Los labios de Betriz se tensaron de exasperación. Pero ¿de qué serviría cargarla ahora con el peso de su secreto? Quizá la confesión aliviara su alma, pero pondría la de ella en peligro ante cualquier investigación en la que tuviera que declarar bajo juramento.

– Lord de Rinal dice que anoche pagasteis a un paje para que os buscara una rata. Ésa fue la noticia que envió al canciller de Jironal como un rayo a vuestro dormitorio, me lo ha dicho de Rinal en persona. El paje dice que afirmaste que te la querías cenar.

– Bueno, así es. Comerse una rata no es ningún delito. Era un pequeño festín conmemorativo, en recuerdo del asedio de Gotorget.

– ¿Oh? Pero si acabas de decir que no probabas bocado desde ayer por la mañana. -Vaciló, con la ansiedad reflejada en los ojos-. La criada también ha dicho que esta mañana había sangre en tu bacín cuando lo cambió.

– ¡Demonios del Bastardo! -Cazaril, que se había arrebujado en sus mantas, se enderezó de nuevo-. ¿Es que no hay nada sagrado en este castillo? ¿Es que un hombre ni siquiera puede confiar ya en la confidencialidad del contenido de su bacín?

Betriz levantó una mano.

– Lord Caz, no bromees. ¿Cuán enfermo estás?

– Me dolía la barriga. Ya me siento mejor. Algo pasajero. Por así decirlo. -Hizo una mueca, y decidió no mencionar las alucinaciones-. La sangre del bacín pertenecía a la rata, claro. Y el dolor de tripa es lo que me merezco, por comer porquerías. ¿Eh?

– Es una buena historia -dijo Betriz, despacio-. Se sostiene.

– Ya lo ves.

– Pero Caz… la gente va a pensar que eres raro.

– Puedo añadir esas personas a la colección de las que creen que voy por ahí violando niñas. Supongo que me hace falta una tercera perversión, para terminar de poner las cosas en su sitio. -Bueno, ¿qué tal ser sospechoso de practicar la magia de la muerte? Eso sí que lo pondría directamente en su sitio: el patíbulo.

Betriz se arrellanó, con el entrecejo poblado de arrugas.

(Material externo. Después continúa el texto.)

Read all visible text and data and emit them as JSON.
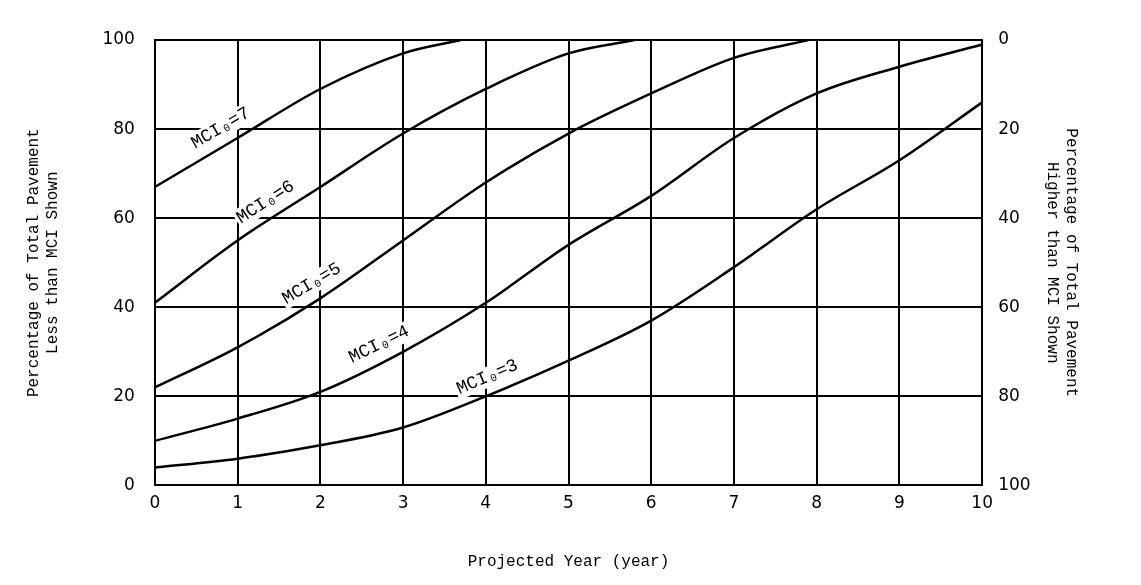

– Vale. No voy a presionarte. Pero me preguntaba… -Se abrazó, y miró a Cazaril intensamente-. Si dos, es una teoría, personas intentaran practicar la magia de la muerte contra la misma víctima al mismo tiempo, ¿es posible que las dos acabaran… medio muertas?

Cazaril la miró a su vez -no, ella no parecía enferma- y meneó la cabeza.

– No lo creo. Dada la cantidad de intentos fútiles que ha hecho la gente para invocar la magia de la muerte de los dioses, si pudiera suceder algo así, ya habría ocurrido antes de ahora. El demonio de la muerte del Bastardo se retrata siempre en las tallas del Templo con un yugo sobre los hombros y dos cubas idénticas, una para cada alma. No creo que el demonio pueda elegir otra cosa. -Recordó las palabras de Umegat, Me temo que es así como funciona-. Ni siquiera estoy seguro de que el dios pudiera elegir otra cosa.